Lessner and colleagues also mention the possibility of Mandrasuchus extending beyond the K-Pg boundary. In addition to the Corral Bluffs material, they report teeth and osteoderms from the Paleocene West Bijou Creek Research Area within 10 meters of the boundary and from sediments in Weld County that represent Late Cretaceous strata. However, a number of other crocodilians with similar dentition are known from the Late Cretaceous northern hemisphere, making the assignment of the aforementioned teeth to Mandrasuchus less than certain.

==Paleobiology==
Mandrasuchus is one of three semi-aquatic predators known from the Corral Bluffs site of the Denver Formation immediately following the K-PG impact alongside the eusuchian Borealosuchus sternbergii and the entirely unrelated Champsosaurus. Among these, Mandrasuchus is slightly smaller than Borealosuchus, reaching only 2 m compared to the 2.3 m achieved by Corral Bluffs Borealosuchus specimens (although members of the species are known to reach 3 m in other parts of North America). All three animals likely inhabit the same kind of environments and are accordingly found alongside each other frequently. To allow for niche partitioning and avoid competition for each other, each of them evolved different hunting styles with matching morphology.
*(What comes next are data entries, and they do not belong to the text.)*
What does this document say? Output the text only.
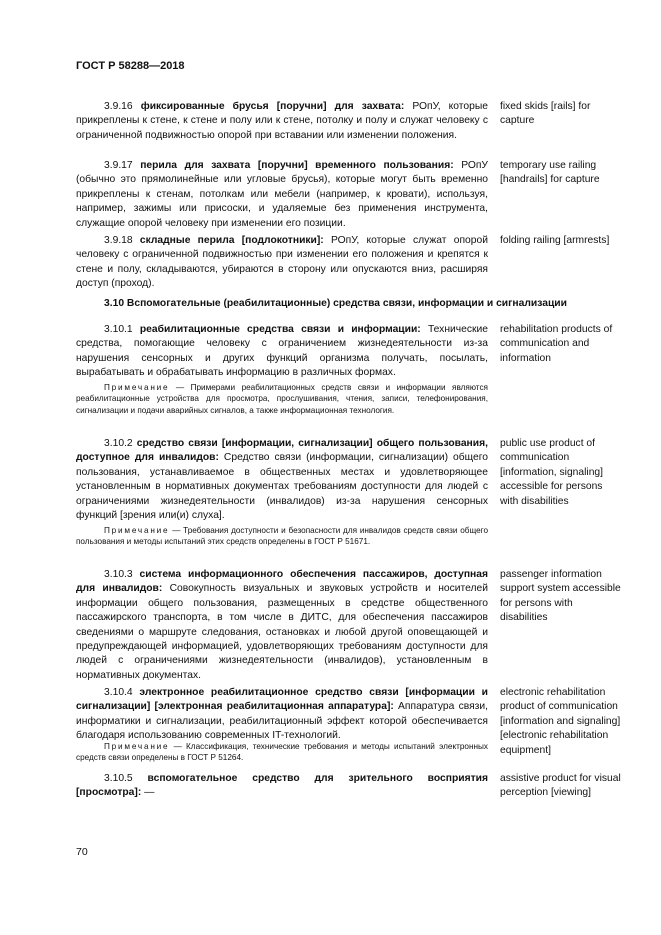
ГОСТ Р 58288—2018
3.9.16 фиксированные брусья [поручни] для захвата: РОпУ, которые прикреплены к стене, к стене и полу или к стене, потолку и полу и служат человеку с ограниченной подвижностью опорой при вставании или изменении положения.
fixed skids [rails] for capture
3.9.17 перила для захвата [поручни] временного пользования: РОпУ (обычно это прямолинейные или угловые брусья), которые могут быть временно прикреплены к стенам, потолкам или мебели (например, к кровати), используя, например, зажимы или присоски, и удаляемые без применения инструмента, служащие опорой человеку при изменении его позиции.
temporary use railing [handrails] for capture
3.9.18 складные перила [подлокотники]: РОпУ, которые служат опорой человеку с ограниченной подвижностью при изменении его положения и крепятся к стене и полу, складываются, убираются в сторону или опускаются вниз, расширяя доступ (проход).
folding railing [armrests]
3.10 Вспомогательные (реабилитационные) средства связи, информации и сигнализации
3.10.1 реабилитационные средства связи и информации: Технические средства, помогающие человеку с ограничением жизнедеятельности из-за нарушения сенсорных и других функций организма получать, посылать, вырабатывать и обрабатывать информацию в различных формах.
rehabilitation products of communication and information
Примечание — Примерами реабилитационных средств связи и информации являются реабилитационные устройства для просмотра, прослушивания, чтения, записи, телефонирования, сигнализации и подачи аварийных сигналов, а также информационная технология.
3.10.2 средство связи [информации, сигнализации] общего пользования, доступное для инвалидов: Средство связи (информации, сигнализации) общего пользования, устанавливаемое в общественных местах и удовлетворяющее установленным в нормативных документах требованиям доступности для людей с ограничениями жизнедеятельности (инвалидов) из-за нарушения сенсорных функций [зрения или(и) слуха].
public use product of communication [information, signaling] accessible for persons with disabilities
Примечание — Требования доступности и безопасности для инвалидов средств связи общего пользования и методы испытаний этих средств определены в ГОСТ Р 51671.
3.10.3 система информационного обеспечения пассажиров, доступная для инвалидов: Совокупность визуальных и звуковых устройств и носителей информации общего пользования, размещенных в средстве общественного пассажирского транспорта, в том числе в ДИТС, для обеспечения пассажиров сведениями о маршруте следования, остановках и любой другой оповещающей и предупреждающей информацией, удовлетворяющих требованиям доступности для людей с ограничениями жизнедеятельности (инвалидов), установленным в нормативных документах.
passenger information support system accessible for persons with disabilities
3.10.4 электронное реабилитационное средство связи [информации и сигнализации] [электронная реабилитационная аппаратура]: Аппаратура связи, информатики и сигнализации, реабилитационный эффект которой обеспечивается благодаря использованию современных IT-технологий.
electronic rehabilitation product of communication [information and signaling] [electronic rehabilitation equipment]
Примечание — Классификация, технические требования и методы испытаний электронных средств связи определены в ГОСТ Р 51264.
3.10.5 вспомогательное средство для зрительного восприятия [просмотра]: —
assistive product for visual perception [viewing]
70
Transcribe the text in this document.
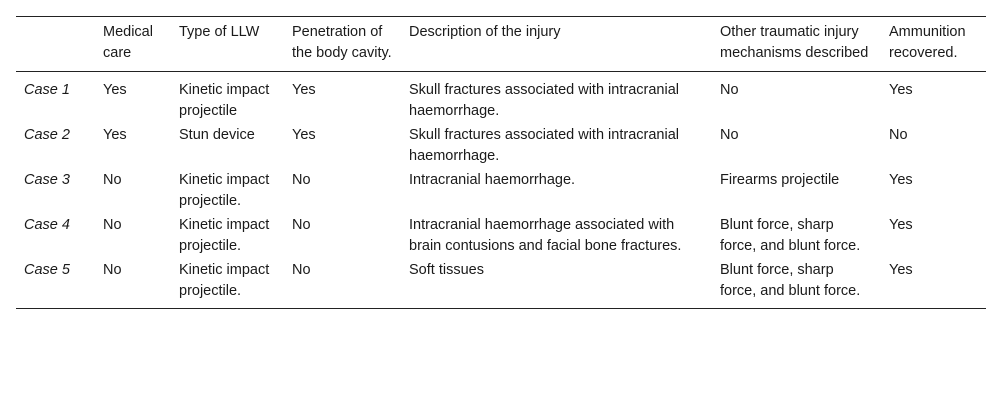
	Medical care	Type of LLW	Penetration of the body cavity.	Description of the injury	Other traumatic injury mechanisms described	Ammunition recovered.
Case 1	Yes	Kinetic impact projectile	Yes	Skull fractures associated with intracranial haemorrhage.	No	Yes
Case 2	Yes	Stun device	Yes	Skull fractures associated with intracranial haemorrhage.	No	No
Case 3	No	Kinetic impact projectile.	No	Intracranial haemorrhage.	Firearms projectile	Yes
Case 4	No	Kinetic impact projectile.	No	Intracranial haemorrhage associated with brain contusions and facial bone fractures.	Blunt force, sharp force, and blunt force.	Yes
Case 5	No	Kinetic impact projectile.	No	Soft tissues	Blunt force, sharp force, and blunt force.	Yes
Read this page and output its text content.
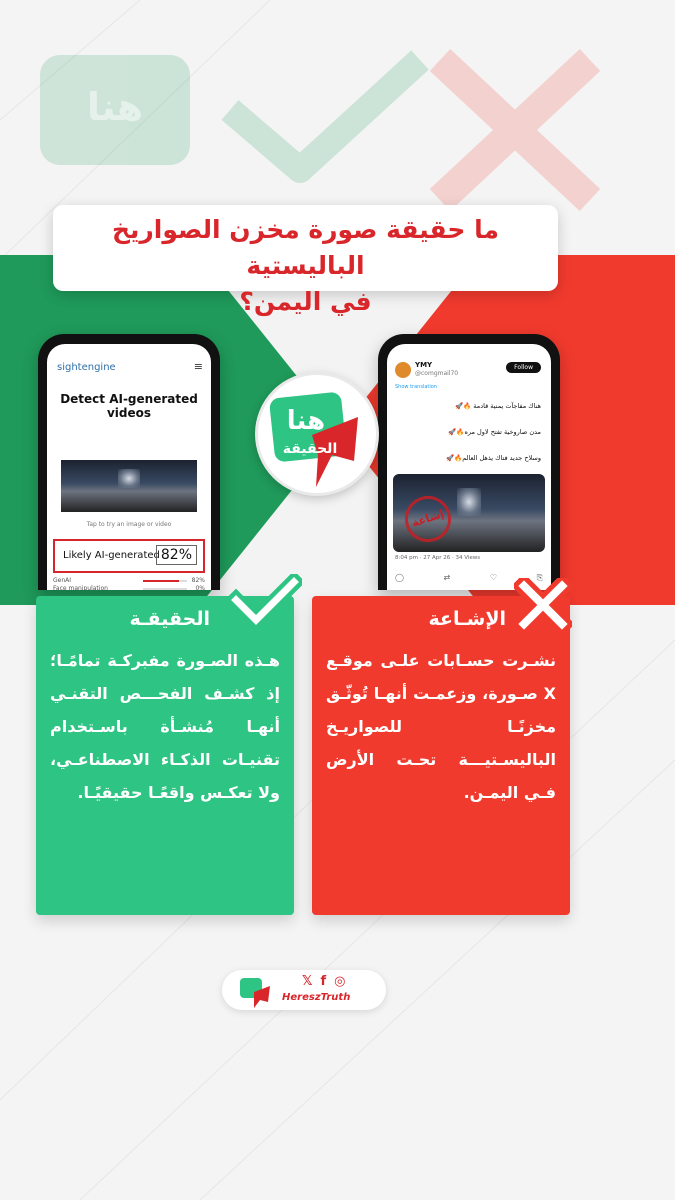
هنا
ما حقيقة صورة مخزن الصواريخ الباليستية
في اليمن؟
sightengine	≡
Detect AI-generated videos
Tap to try an image or video
Likely AI-generated 82%
GenAI	82%
Face manipulation	0%
YMY
@comgmail70
Follow
Show translation
هناك مفاجآت يمنية قادمة 🔥🚀
مدن صاروخية تفتح لاول مره🔥🚀
وسلاح جديد فتاك يذهل العالم🔥🚀
إشاعة
8:04 pm · 27 Apr 26 · 34 Views
◯	⇄	♡	⎘
هنا
الحقيقة
الحقيقـة
هـذه الصـورة مفبركـة تمامًـا؛ إذ كشـف الفحـــص التقنـي أنهـا مُنشـأة باسـتخدام تقنيـات الذكـاء الاصطناعـي، ولا تعكـس واقعًـا حقيقيًـا.
الإشـاعة
نشـرت حسـابات علـى موقـع X صـورة، وزعمـت أنهـا تُوثّـق مخزنًـا للصواريـخ الباليسـتيـــة تحـت الأرض فـي اليمـن.
𝕏 f ◎
HereszTruth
Champsosaurus with its gracile and elongated snout filled with conical teeth is generally thought to be a piscivore, while Borealosuchus has been variously interpreted as a piscivore or a generalist predator. Historically, globidontan alligatoroids have been interpreted as specialized durophages owing to their blunt posterior teeth and rounded snouts, though some recent works reject such a narrow ecology. The teeth of animals like Madrasuchus could also indicate a macro-generalist diet similar to that seen in modern alligators, with the heterodont dentition both allowing the animal to go after the same prey as other generalists while also giving it the ability to crunch through the shells of molluscs, crustaceans and turtles. Smaller hard-shelled organisms may have been swallowed whole, while the crushing teeth could have been employed when processing larger rigid prey. At the same time, the animal could have retained the ability to scavenge from larger-bodied carcasses or even capture prey larger than itself, as has been hypothesized for Wannaganosuchus. Abundance of species within Corral Bluffs may have also been a factor in how these animals coexisted. As of 2024, only three specimens of Borealosuchus sternbergii are known from Corral Bluffs, and Lessner and colleagues state that Champsosaurus was similarly rare, contrasting with the much greater record of Mandrasuchus from the same strata.

In at least one case, there seems to be some evidence for burrowing behavior in Mandrasuchus. Fossils from Corral Bluffs are at times found encased in phosphatic concretions, possibly caused by decaying soft tissue and bacterial activity. In the case of one Mandrasuchus specimen preserving both the skull and some postcranial material, Lessner and colleagues speculate that the concretions may have been originally part of the animal's burrow. This may explain the presence of a number of horizontal chambered burrows found at Corral Bluffs and is not out of character for a crocodilian, as over half of extant crocodilian species exhibit some sort of burrowing behavior.